Per tracciare la popolazione e contenere ritorni di fiamma della pandemia è necessario ricorrere in modo massiccio ai test sierologici rapidi. E se i medici di famiglia fanno resistenza, come sta accadendo in diverse zone del Paese, allora se ne affidi la distribuzione alle farmacie del territorio. Sia in regime convenzionato, per i test già acquistati dalle Asl e destinati ai docenti scolastici (circa due milioni di unità ordinate dal commissario Arcuri), sia in regime privato per l’autodiagnosi, come già avviene con i glucometri. E’ quanto chiede la Società italiana di medicina ambientale (Sima), in un comunicato diffuso l’altro ieri per fare alcune puntualizzazioni sul tema.

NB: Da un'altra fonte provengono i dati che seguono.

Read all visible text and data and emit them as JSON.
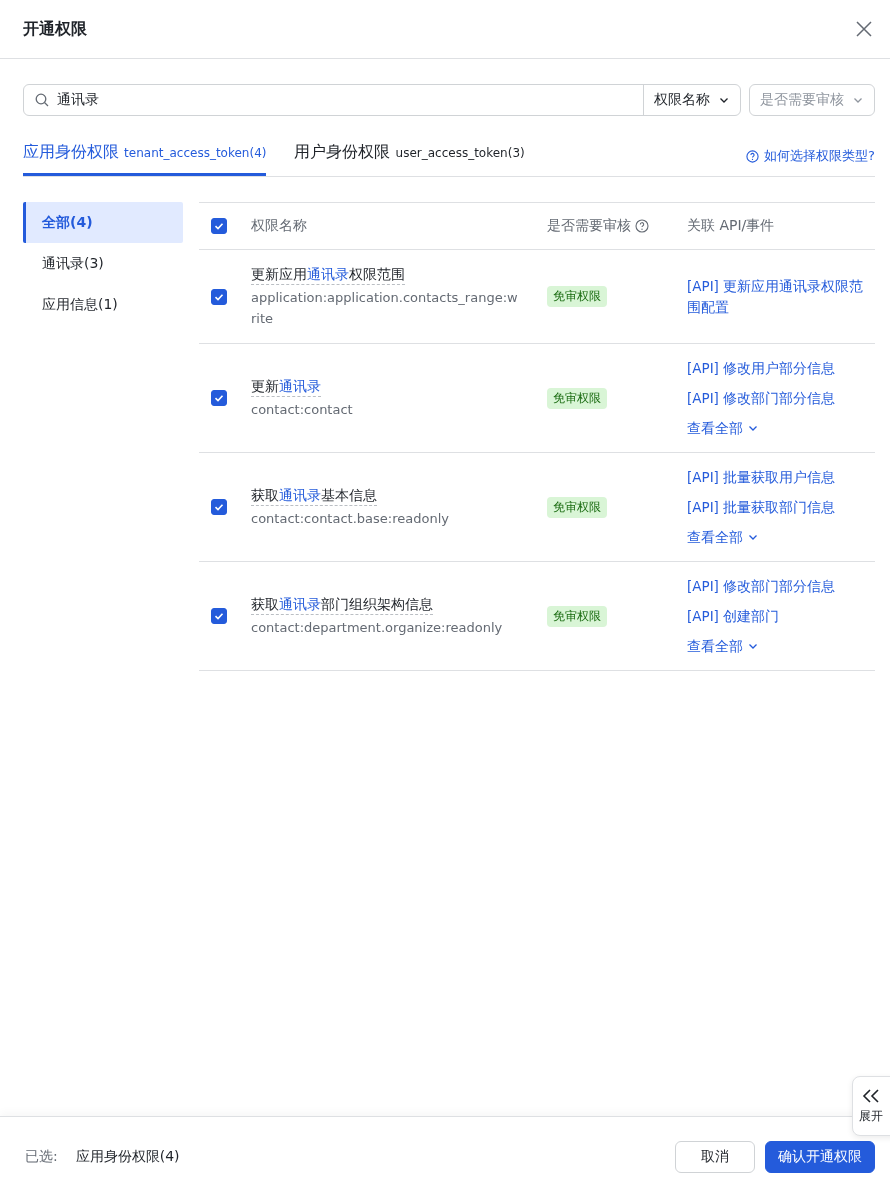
{
  "dialog": {
    "title": "开通权限"
  },
  "search": {
    "value": "通讯录",
    "filters": [
      "权限名称",
      "是否需要审核"
    ]
  },
  "tabs": [
    {
      "label": "应用身份权限",
      "token": "tenant_access_token(4)",
      "selected": true
    },
    {
      "label": "用户身份权限",
      "token": "user_access_token(3)",
      "selected": false
    }
  ],
  "help_link": "如何选择权限类型?",
  "sidebar": {
    "items": [
      {
        "label": "全部(4)",
        "selected": true
      },
      {
        "label": "通讯录(3)",
        "selected": false
      },
      {
        "label": "应用信息(1)",
        "selected": false
      }
    ]
  },
  "table": {
    "select_all": true,
    "columns": [
      "权限名称",
      "是否需要审核",
      "关联 API/事件"
    ],
    "rows": [
      {
        "checked": true,
        "name_parts": [
          {
            "text": "更新应用",
            "highlight": false
          },
          {
            "text": "通讯录",
            "highlight": true
          },
          {
            "text": "权限范围",
            "highlight": false
          }
        ],
        "scope": "application:application.contacts_range:write",
        "review": "免审权限",
        "apis": [
          "[API] 更新应用通讯录权限范围配置"
        ]
      },
      {
        "checked": true,
        "name_parts": [
          {
            "text": "更新",
            "highlight": false
          },
          {
            "text": "通讯录",
            "highlight": true
          }
        ],
        "scope": "contact:contact",
        "review": "免审权限",
        "apis": [
          "[API] 修改用户部分信息",
          "[API] 修改部门部分信息"
        ],
        "view_all": "查看全部"
      },
      {
        "checked": true,
        "name_parts": [
          {
            "text": "获取",
            "highlight": false
          },
          {
            "text": "通讯录",
            "highlight": true
          },
          {
            "text": "基本信息",
            "highlight": false
          }
        ],
        "scope": "contact:contact.base:readonly",
        "review": "免审权限",
        "apis": [
          "[API] 批量获取用户信息",
          "[API] 批量获取部门信息"
        ],
        "view_all": "查看全部"
      },
      {
        "checked": true,
        "name_parts": [
          {
            "text": "获取",
            "highlight": false
          },
          {
            "text": "通讯录",
            "highlight": true
          },
          {
            "text": "部门组织架构信息",
            "highlight": false
          }
        ],
        "scope": "contact:department.organize:readonly",
        "review": "免审权限",
        "apis": [
          "[API] 修改部门部分信息",
          "[API] 创建部门"
        ],
        "view_all": "查看全部"
      }
    ]
  },
  "expand_tab": {
    "label": "展开"
  },
  "footer": {
    "selected_label": "已选:",
    "selected_value": "应用身份权限(4)",
    "buttons": [
      {
        "label": "取消",
        "kind": "secondary"
      },
      {
        "label": "确认开通权限",
        "kind": "primary"
      }
    ]
  }
}
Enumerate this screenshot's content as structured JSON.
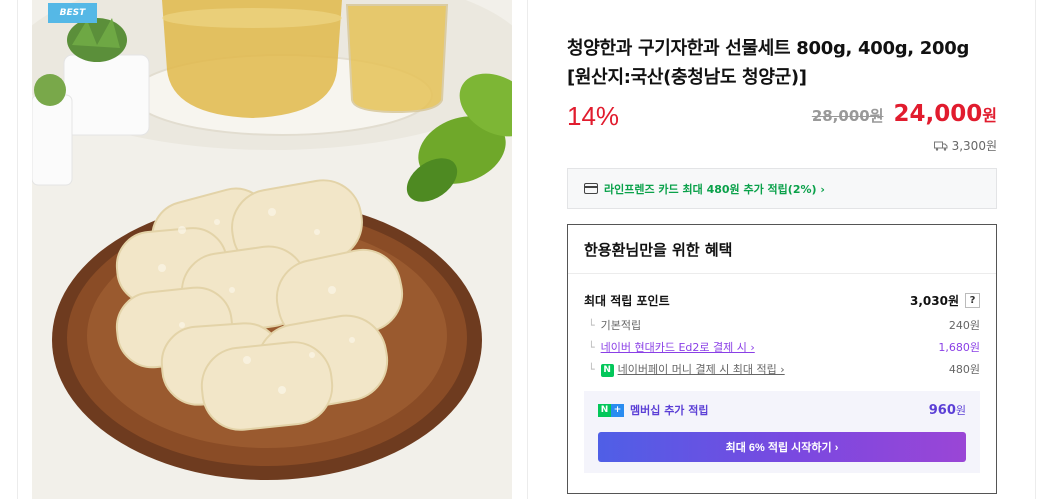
{
  "badge": {
    "label": "BEST"
  },
  "product": {
    "title": "청양한과 구기자한과 선물세트 800g, 400g, 200g [원산지:국산(충청남도 청양군)]",
    "discount": "14%",
    "original_price": "28,000원",
    "sale_price": "24,000",
    "sale_unit": "원",
    "shipping_fee": "3,300원"
  },
  "card_promo": {
    "text": "라인프렌즈 카드 최대 480원 추가 적립(2%) ›"
  },
  "benefit": {
    "heading": "한용환님만을 위한 혜택",
    "max_label": "최대 적립 포인트",
    "max_value": "3,030원",
    "help": "?",
    "rows": [
      {
        "label": "기본적립",
        "value": "240원"
      },
      {
        "label": "네이버 현대카드 Ed2로 결제 시 ›",
        "value": "1,680원"
      },
      {
        "label": "네이버페이 머니 결제 시 최대 적립 ›",
        "value": "480원"
      }
    ],
    "npay_glyph": "N",
    "member": {
      "label": "멤버십 추가 적립",
      "amount": "960",
      "unit": "원",
      "button": "최대 6% 적립 시작하기 ›"
    }
  },
  "icons": [
    "truck-icon",
    "credit-card-icon",
    "npay-icon",
    "naver-plus-icon",
    "help-icon"
  ],
  "colors": {
    "accent_red": "#e11c2e",
    "naver_green": "#03c75a",
    "membership_purple": "#5b3fd6",
    "badge_blue": "#55b8e6"
  }
}
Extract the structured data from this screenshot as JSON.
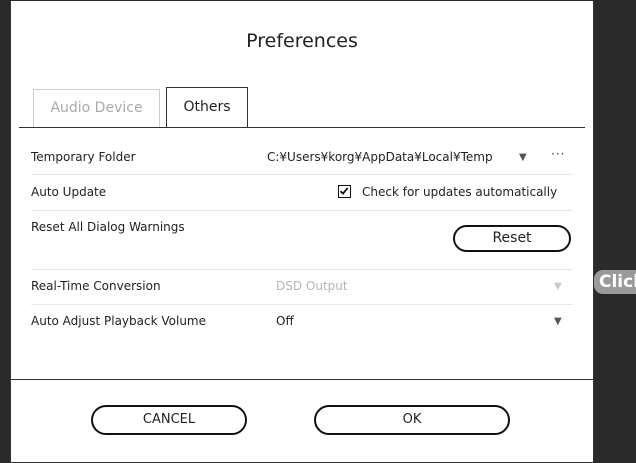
{
  "dialog": {
    "title": "Preferences"
  },
  "tabs": [
    {
      "label": "Audio Device",
      "active": false
    },
    {
      "label": "Others",
      "active": true
    }
  ],
  "rows": {
    "temporary_folder": {
      "label": "Temporary Folder",
      "value": "C:¥Users¥korg¥AppData¥Local¥Temp",
      "dropdown_icon": "triangle-down-icon",
      "browse_label": "···"
    },
    "auto_update": {
      "label": "Auto Update",
      "checkbox_checked": true,
      "checkbox_label": "Check for updates automatically"
    },
    "reset_warnings": {
      "label": "Reset All Dialog Warnings",
      "button_label": "Reset"
    },
    "real_time_conversion": {
      "label": "Real-Time Conversion",
      "value": "DSD Output",
      "disabled": true
    },
    "auto_adjust_volume": {
      "label": "Auto Adjust Playback Volume",
      "value": "Off"
    }
  },
  "footer": {
    "cancel_label": "CANCEL",
    "ok_label": "OK"
  },
  "overlay": {
    "badge_text": "Click"
  },
  "colors": {
    "border": "#333333",
    "disabled_text": "#b5b5b5",
    "badge_bg": "#9a9a9a"
  }
}
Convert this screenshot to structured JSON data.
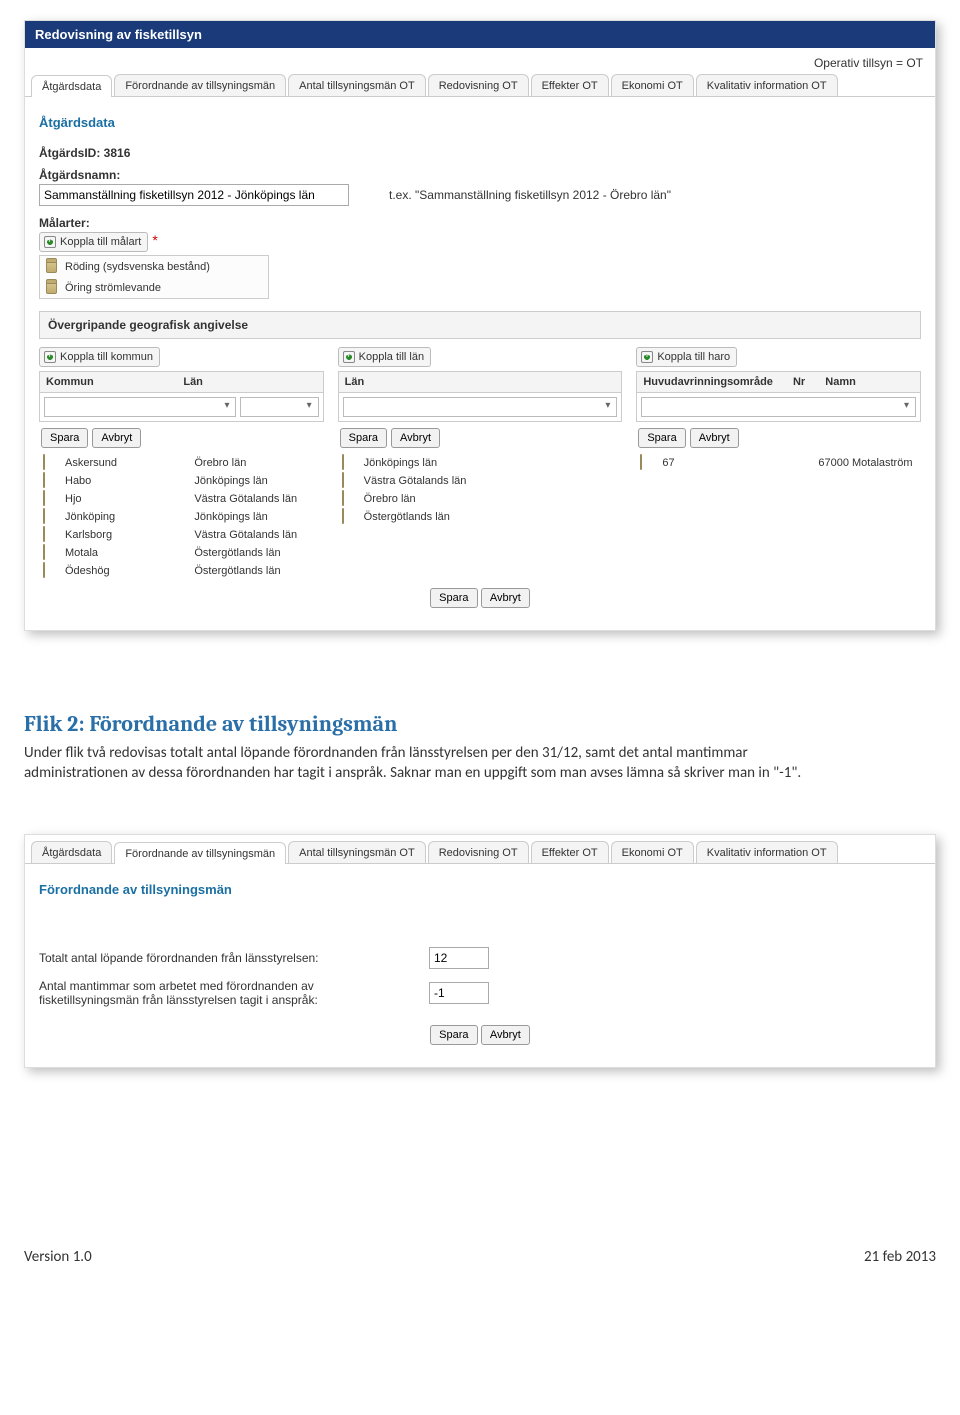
{
  "shot1": {
    "title": "Redovisning av fisketillsyn",
    "top_note": "Operativ tillsyn = OT",
    "tabs": [
      "Åtgärdsdata",
      "Förordnande av tillsyningsmän",
      "Antal tillsyningsmän OT",
      "Redovisning OT",
      "Effekter OT",
      "Ekonomi OT",
      "Kvalitativ information OT"
    ],
    "section": "Åtgärdsdata",
    "atgards_id_label": "ÅtgärdsID: 3816",
    "atgardsnamn_label": "Åtgärdsnamn:",
    "atgardsnamn_value": "Sammanställning fisketillsyn 2012 - Jönköpings län",
    "atgardsnamn_hint": "t.ex. \"Sammanställning fisketillsyn 2012 - Örebro län\"",
    "malarter_label": "Målarter:",
    "koppla_malart": "Koppla till målart",
    "malarter": [
      "Röding (sydsvenska bestånd)",
      "Öring strömlevande"
    ],
    "geo_header": "Övergripande geografisk angivelse",
    "koppla_kommun": "Koppla till kommun",
    "koppla_lan": "Koppla till län",
    "koppla_haro": "Koppla till haro",
    "col_kommun": "Kommun",
    "col_lan": "Län",
    "col_huvud": "Huvudavrinningsområde",
    "col_nr": "Nr",
    "col_namn": "Namn",
    "spara": "Spara",
    "avbryt": "Avbryt",
    "kommun_rows": [
      {
        "k": "Askersund",
        "l": "Örebro län"
      },
      {
        "k": "Habo",
        "l": "Jönköpings län"
      },
      {
        "k": "Hjo",
        "l": "Västra Götalands län"
      },
      {
        "k": "Jönköping",
        "l": "Jönköpings län"
      },
      {
        "k": "Karlsborg",
        "l": "Västra Götalands län"
      },
      {
        "k": "Motala",
        "l": "Östergötlands län"
      },
      {
        "k": "Ödeshög",
        "l": "Östergötlands län"
      }
    ],
    "lan_rows": [
      "Jönköpings län",
      "Västra Götalands län",
      "Örebro län",
      "Östergötlands län"
    ],
    "haro_rows": [
      {
        "h": "67",
        "nr": "",
        "n": "67000 Motalaström"
      }
    ]
  },
  "narrative": {
    "heading": "Flik 2: Förordnande av tillsyningsmän",
    "para": "Under flik två redovisas totalt antal löpande förordnanden från länsstyrelsen per den 31/12, samt det antal mantimmar administrationen av dessa förordnanden har tagit i anspråk. Saknar man en uppgift som man avses lämna så skriver man in \"-1\"."
  },
  "shot2": {
    "tabs": [
      "Åtgärdsdata",
      "Förordnande av tillsyningsmän",
      "Antal tillsyningsmän OT",
      "Redovisning OT",
      "Effekter OT",
      "Ekonomi OT",
      "Kvalitativ information OT"
    ],
    "section": "Förordnande av tillsyningsmän",
    "field1_label": "Totalt antal löpande förordnanden från länsstyrelsen:",
    "field1_value": "12",
    "field2_label": "Antal mantimmar som arbetet med förordnanden av fisketillsyningsmän från länsstyrelsen tagit i anspråk:",
    "field2_value": "-1",
    "spara": "Spara",
    "avbryt": "Avbryt"
  },
  "footer": {
    "left": "Version 1.0",
    "right": "21 feb 2013"
  }
}
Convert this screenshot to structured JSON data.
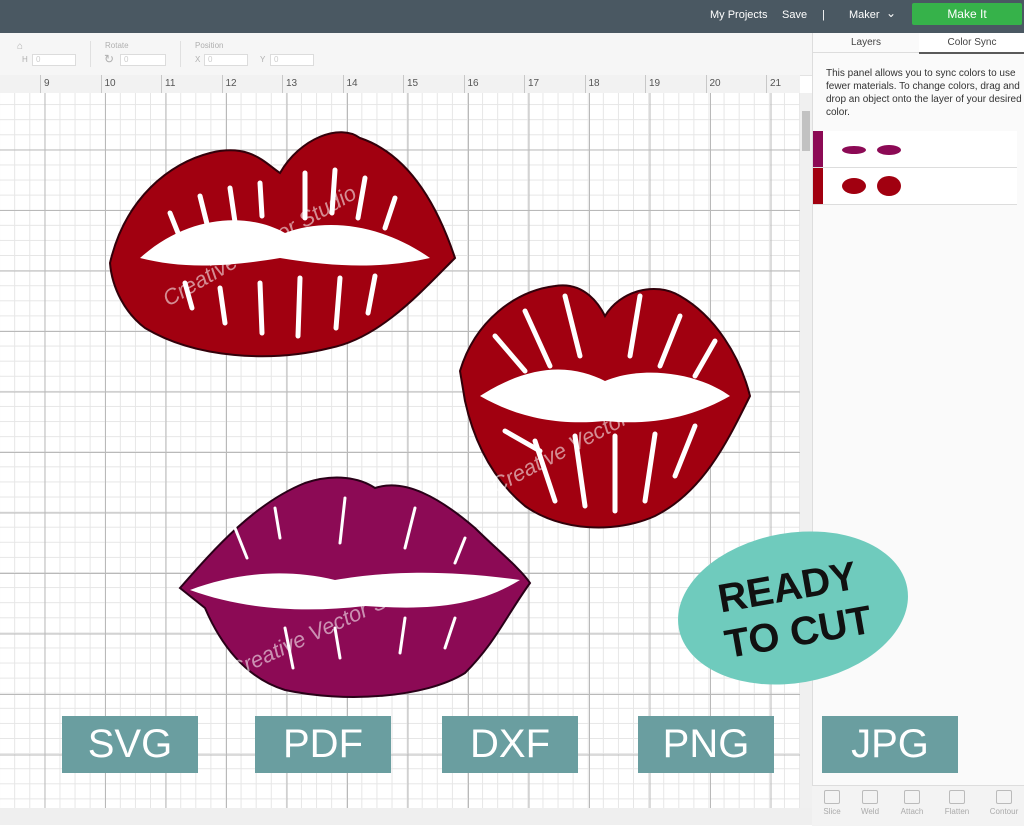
{
  "topbar": {
    "my_projects": "My Projects",
    "save": "Save",
    "separator": "|",
    "machine": "Maker",
    "make_it": "Make It"
  },
  "toolbar": {
    "h_label": "H",
    "rotate_label": "Rotate",
    "position_label": "Position",
    "x_label": "X",
    "y_label": "Y",
    "h_value": "0",
    "rotate_value": "0",
    "x_value": "0",
    "y_value": "0"
  },
  "ruler": {
    "numbers": [
      "9",
      "10",
      "11",
      "12",
      "13",
      "14",
      "15",
      "16",
      "17",
      "18",
      "19",
      "20",
      "21"
    ]
  },
  "panel": {
    "tabs": [
      "Layers",
      "Color Sync"
    ],
    "active_tab": "Color Sync",
    "description": "This panel allows you to sync colors to use fewer materials. To change colors, drag and drop an object onto the layer of your desired color.",
    "layers": [
      {
        "color": "#8c0a55"
      },
      {
        "color": "#a10010"
      }
    ]
  },
  "bottom_tools": [
    "Slice",
    "Weld",
    "Attach",
    "Flatten",
    "Contour"
  ],
  "badge": {
    "line1": "READY",
    "line2": "TO CUT",
    "color": "#6fcbbd"
  },
  "formats": [
    "SVG",
    "PDF",
    "DXF",
    "PNG",
    "JPG"
  ],
  "watermark": "Creative Vector Studio",
  "colors": {
    "red_lips": "#a10010",
    "purple_lips": "#8c0a55",
    "format_bg": "#6a9ea0"
  }
}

«I test diagnostici rapidi» spuega il presidente della Società scientifica, Alessandro Miani «rappresentano uno strumento epidemiologico fondamentale ed economicamente accessibile, almeno in sottogruppi di popolazione particolarmente numerosi come i lavoratori di singoli comparti (e in particolare del settore scuola) dove i numeri impediscono il ricorso periodico ai tamponi diagnostici».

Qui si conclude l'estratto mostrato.